Home > Ephemeris Program, Mercury, Observing > 01/22/2021 – Ephemeris – Mercury will be at it’s greatest angular distance from the Sun in the evening tomorrow

01/22/2021 – Ephemeris – Mercury will be at it’s greatest angular distance from the Sun in the evening tomorrow

January 22, 2021

This is Ephemeris for Friday, January 22nd. Today the Sun will be up for 9 hours and 26 minutes, setting at 5:37, and it will rise tomorrow at 8:10. The Moon, 2 days past first quarter, will set at 3:43 tomorrow morning.

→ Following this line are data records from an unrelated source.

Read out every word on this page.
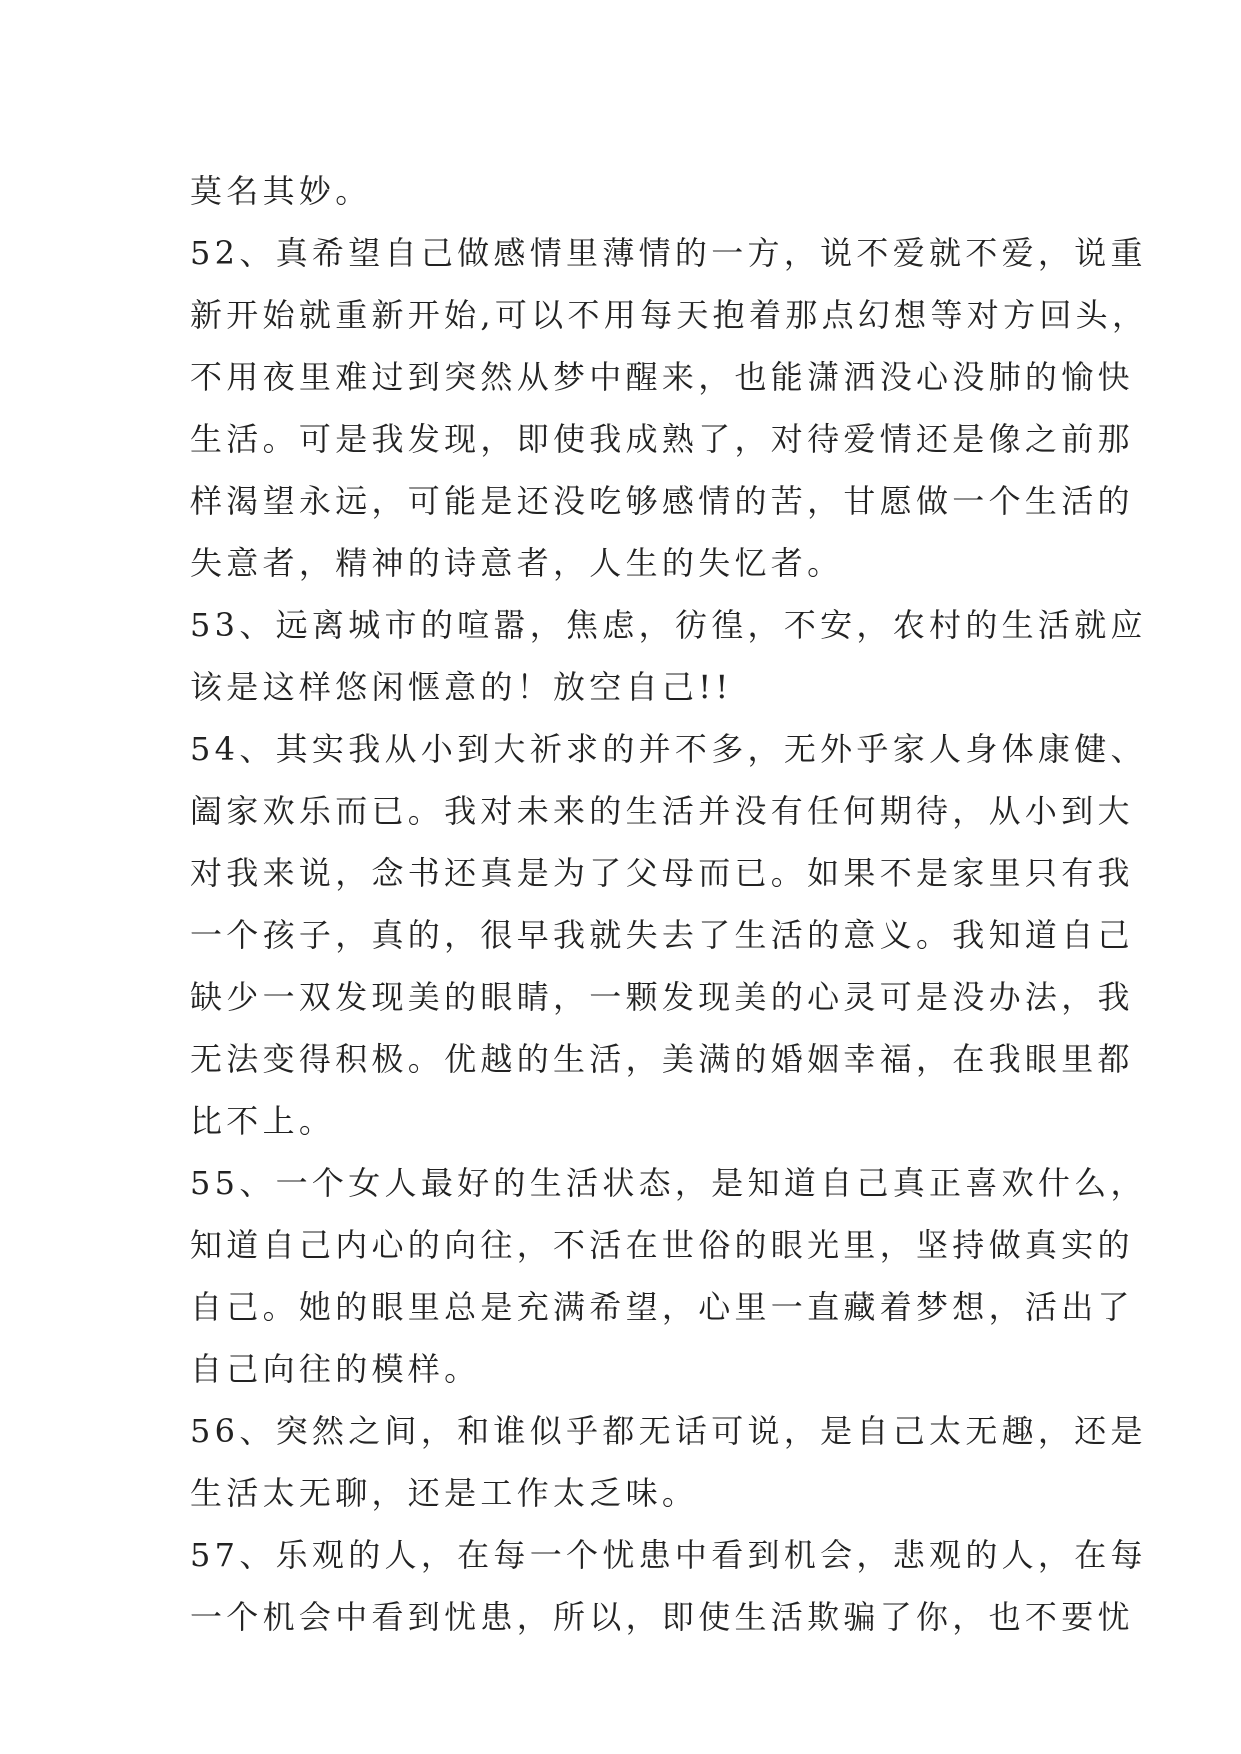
莫名其妙。
52、真希望自己做感情里薄情的一方，说不爱就不爱，说重
新开始就重新开始,可以不用每天抱着那点幻想等对方回头，
不用夜里难过到突然从梦中醒来，也能潇洒没心没肺的愉快
生活。可是我发现，即使我成熟了，对待爱情还是像之前那
样渴望永远，可能是还没吃够感情的苦，甘愿做一个生活的
失意者，精神的诗意者，人生的失忆者。
53、远离城市的喧嚣，焦虑，彷徨，不安，农村的生活就应
该是这样悠闲惬意的！放空自己!!
54、其实我从小到大祈求的并不多，无外乎家人身体康健、
阖家欢乐而已。我对未来的生活并没有任何期待，从小到大
对我来说，念书还真是为了父母而已。如果不是家里只有我
一个孩子，真的，很早我就失去了生活的意义。我知道自己
缺少一双发现美的眼睛，一颗发现美的心灵可是没办法，我
无法变得积极。优越的生活，美满的婚姻幸福，在我眼里都
比不上。
55、一个女人最好的生活状态，是知道自己真正喜欢什么，
知道自己内心的向往，不活在世俗的眼光里，坚持做真实的
自己。她的眼里总是充满希望，心里一直藏着梦想，活出了
自己向往的模样。
56、突然之间，和谁似乎都无话可说，是自己太无趣，还是
生活太无聊，还是工作太乏味。
57、乐观的人，在每一个忧患中看到机会，悲观的人，在每
一个机会中看到忧患，所以，即使生活欺骗了你，也不要忧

The planet Mercury, tomorrow night, will reach its greatest elongation or separation east of the Sun. It will be visible low in the southwestern sky around and for a half hour or so after 6 pm. Mercury, being the closest planet to the Sun, never strays far from it. Here in the Northern Hemisphere never see it outside of twilight. It’s apparent angular separation from the Sun will be 18.6 degrees. We will have a somewhat better view of an evening appearance of Mercury in May when Venus will again be in our evening sky and near Mercury. Mercury takes 88 days on to orbit the Sun. However, we are viewing it from another moving planet. So it takes about 116 days for Mercury to appear to orbit the Sun from our vantage point.

The event times given are for the Traverse City/Interlochen area of Michigan. They may be different for your location.

Addendum

Mercury at greatest elongation at sunset January 23, 2021. It also shows Mercury’s orbit that evening plus Jupiter. Saturn is actually behind the Sun that evening as can be seen by the over display of the labels for Saturn and the Sun. Created using Stellarium by removing Earth’s atmosphere.